Mostly that means your projects will appealmto people with the same tastes as
you.

Produce more, just means you get more practise.

------
ISeemToBeAVerb
This really is an interesting and faceted topic. There are certainly valid
arguments to be made both ways, but from a personal perspective, I've grown to
appreciate the idea of setting aggressive deadlines on creative work.

By nature, I've always been a perfectionist and tinkerer, and while there are
benefits to that mentality, there are also severe drawbacks. The inability to
start or finish projects being at the top of that list. I've found that
setting (and sticking to) aggressive deadlines provides me with a focus and
directive that I simply can't get from working any other way.

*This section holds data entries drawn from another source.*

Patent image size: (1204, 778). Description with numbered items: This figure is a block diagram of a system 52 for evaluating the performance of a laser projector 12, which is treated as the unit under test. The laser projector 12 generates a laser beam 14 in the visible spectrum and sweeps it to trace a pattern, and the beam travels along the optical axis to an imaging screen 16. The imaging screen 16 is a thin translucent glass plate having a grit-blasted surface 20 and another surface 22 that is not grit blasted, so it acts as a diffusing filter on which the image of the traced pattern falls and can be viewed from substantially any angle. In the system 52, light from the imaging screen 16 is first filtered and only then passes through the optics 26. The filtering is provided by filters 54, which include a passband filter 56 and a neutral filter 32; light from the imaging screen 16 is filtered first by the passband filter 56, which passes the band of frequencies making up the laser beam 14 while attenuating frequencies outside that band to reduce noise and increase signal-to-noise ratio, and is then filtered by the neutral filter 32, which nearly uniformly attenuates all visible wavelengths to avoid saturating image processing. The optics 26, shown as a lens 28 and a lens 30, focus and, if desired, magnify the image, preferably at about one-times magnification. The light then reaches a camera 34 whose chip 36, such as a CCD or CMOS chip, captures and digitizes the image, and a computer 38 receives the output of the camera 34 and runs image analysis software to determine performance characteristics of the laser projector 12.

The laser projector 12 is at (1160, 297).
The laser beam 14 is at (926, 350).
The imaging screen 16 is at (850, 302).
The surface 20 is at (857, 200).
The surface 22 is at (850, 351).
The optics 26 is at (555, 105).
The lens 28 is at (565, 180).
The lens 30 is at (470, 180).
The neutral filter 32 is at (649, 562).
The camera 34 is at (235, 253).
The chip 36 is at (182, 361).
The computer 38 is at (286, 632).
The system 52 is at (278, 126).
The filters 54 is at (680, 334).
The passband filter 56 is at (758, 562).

There is a liberating feeling in the idea of not coveting any single project
or piece of work. This sounds counter-intuitive, but when you see each piece
of work as a result of whatever constraints you're working within, rather than
a cherished opus that will define your life for years to come, it releases a
lot of pressure and allows you to focus. I think it's safe to say that a lot
of artists wouldn't be where they are were it not for their willingness to
experiment often and fail often.

------
josscrowcroft
I'm sure it's riveting stuff, but sadly I stop reading anything in which 6 of
the opening 8 paragraphs are just really long rhetorical questions.

------
chiaro
An interesting point was made comparing the proliferation of the Beatles vs
contemporary musicians, and suggesting that this is why (more artists
producing less) past the 90's we've become increasingly culturally ambiguous.

Of course, there's also the view that we're still too close to the 00's to
properly realize what identified it.

------
wellpast
Soderbergh's recent films have been utter phone-ins.